BEIJING (XFN) – China’s oil demand is expected to begin accelerating global oil demand in about 10 years, which will then put long-term upward pressure on oil prices, Andy Xie, Asia-Pacific chief economist at Morgan Stanley, said.
“China’s oil demand is accounting for more and more of the world’s demand growth,” he said.
China accounted for 6.7% of global oil consumption in 2001 and probably accounted for 7.3% in 2002, but it accounted for more than 40% of global demand growth last year, compared with 29.4% between 1991 and 2001, he added.
“However, one must take into account the redistribution of demand for oil through relocation of production to China,” Mr Xie cautioned.
China’s net impact is due to rising energy consumption on the back of lifestyle changes, as automobiles and public transportation are replacing the bicycle. Newly-developed urban housing is also much more energy intensive, he said.
“China’s net contribution to the growth in global oil demand is just beginning. Thus one could argue that oil’s bear market is over and a bull market may last until China’s standard of living converges with developed economies,” Mr Xie added.

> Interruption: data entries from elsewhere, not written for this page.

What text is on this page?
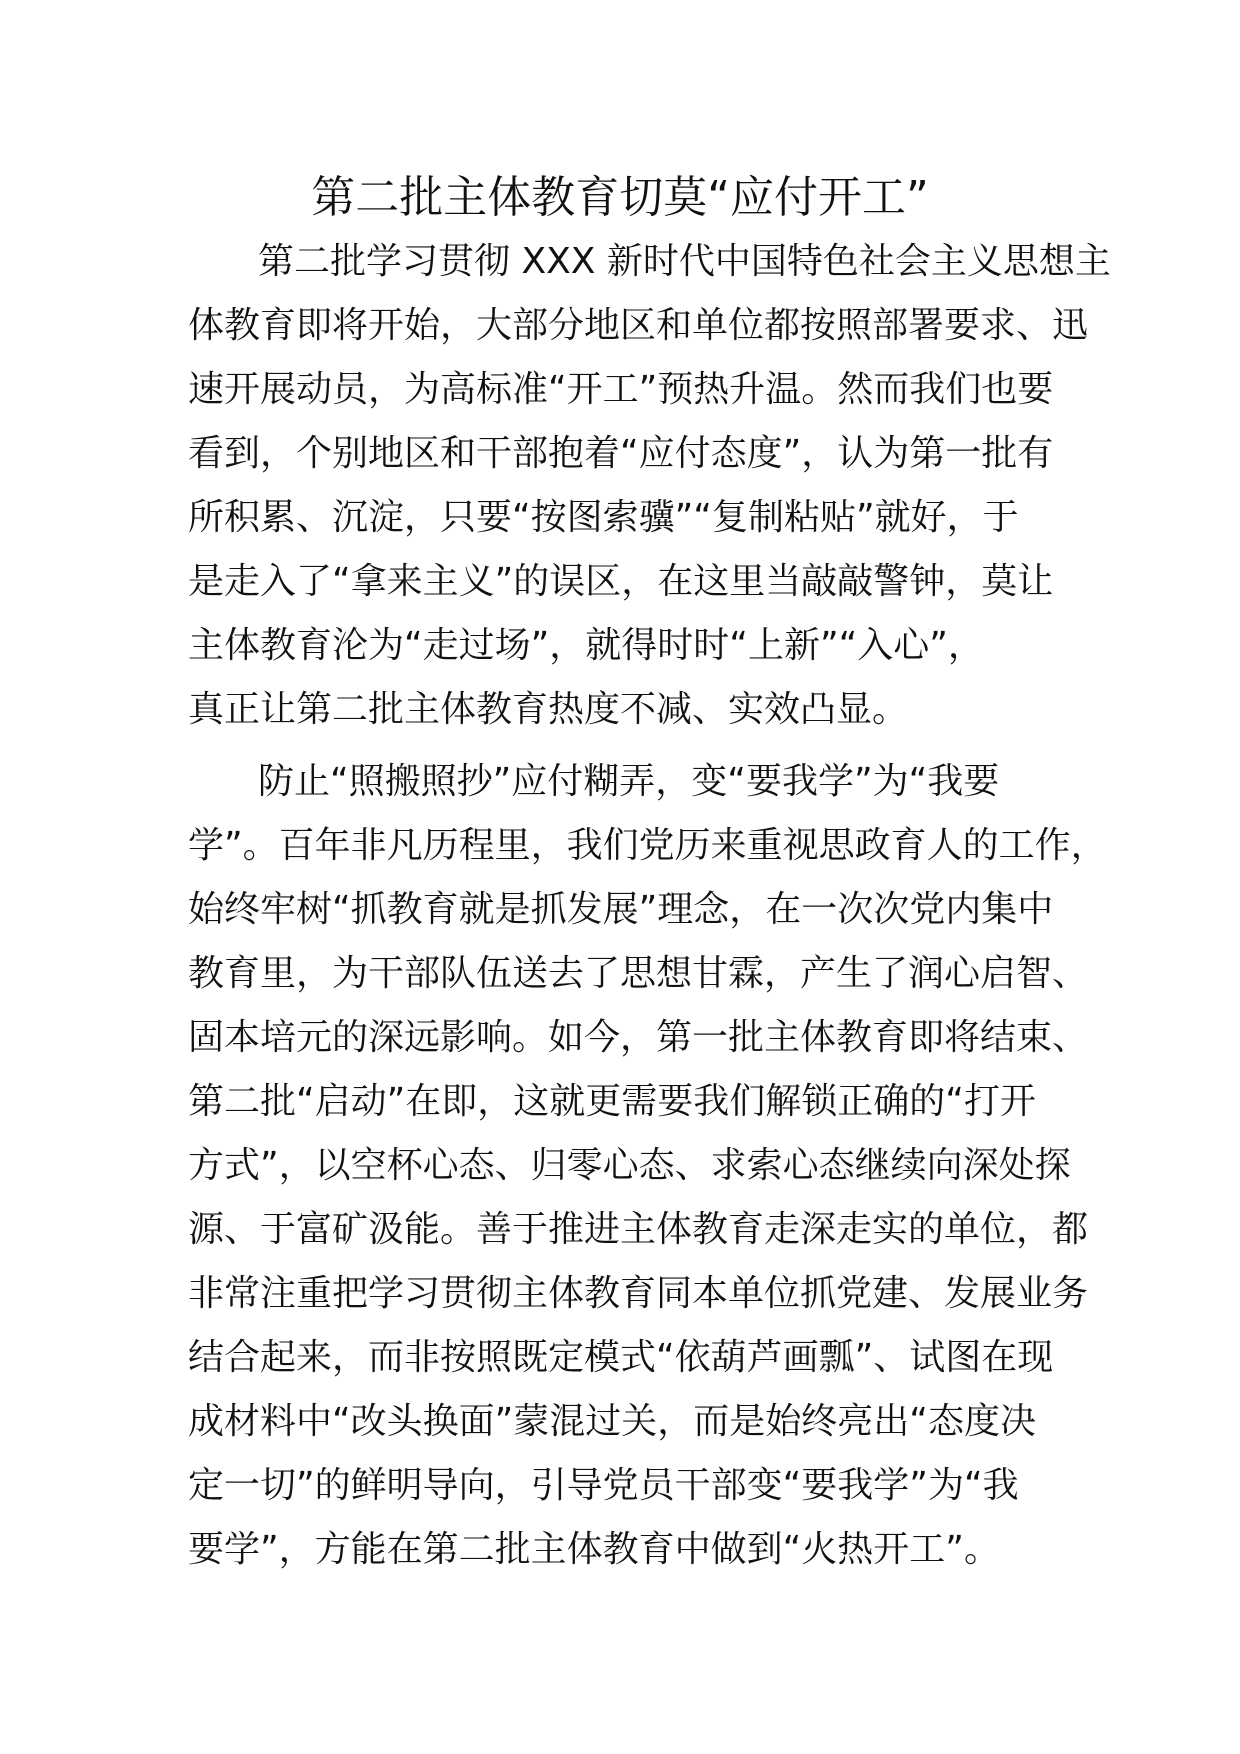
第二批主体教育切莫“应付开工”
第二批学习贯彻 XXX 新时代中国特色社会主义思想主
体教育即将开始，大部分地区和单位都按照部署要求、迅
速开展动员，为高标准“开工”预热升温。然而我们也要
看到，个别地区和干部抱着“应付态度”，认为第一批有
所积累、沉淀，只要“按图索骥”“复制粘贴”就好，于
是走入了“拿来主义”的误区，在这里当敲敲警钟，莫让
主体教育沦为“走过场”，就得时时“上新”“入心”，
真正让第二批主体教育热度不减、实效凸显。
防止“照搬照抄”应付糊弄，变“要我学”为“我要
学”。百年非凡历程里，我们党历来重视思政育人的工作，
始终牢树“抓教育就是抓发展”理念，在一次次党内集中
教育里，为干部队伍送去了思想甘霖，产生了润心启智、
固本培元的深远影响。如今，第一批主体教育即将结束、
第二批“启动”在即，这就更需要我们解锁正确的“打开
方式”，以空杯心态、归零心态、求索心态继续向深处探
源、于富矿汲能。善于推进主体教育走深走实的单位，都
非常注重把学习贯彻主体教育同本单位抓党建、发展业务
结合起来，而非按照既定模式“依葫芦画瓢”、试图在现
成材料中“改头换面”蒙混过关，而是始终亮出“态度决
定一切”的鲜明导向，引导党员干部变“要我学”为“我
要学”，方能在第二批主体教育中做到“火热开工”。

He said current high oil prices are a concern for Asia again, with the expectation that each dollar increase in oil prices directly reduces GDP annual growth rates in East Asia (ex-Japan) by 0.1 percentage point, as the region’s export prices cannot rise in line with oil prices in the short-term.
China is about half as sensitive to oil price changes as the region as a whole, but South Korea and Thailand are both twice as sensitive, he added.
Mr Xie said he expects China’s GDP growth will slow to 7.2% this year, compared with last year’s 8%.
International oil prices have seen a sustainable rise due to a likely war in Iraq and an oil workers’ strike in Venezuela.
NYMEX crude oil futures have been trading at US$35-$37 over the past week.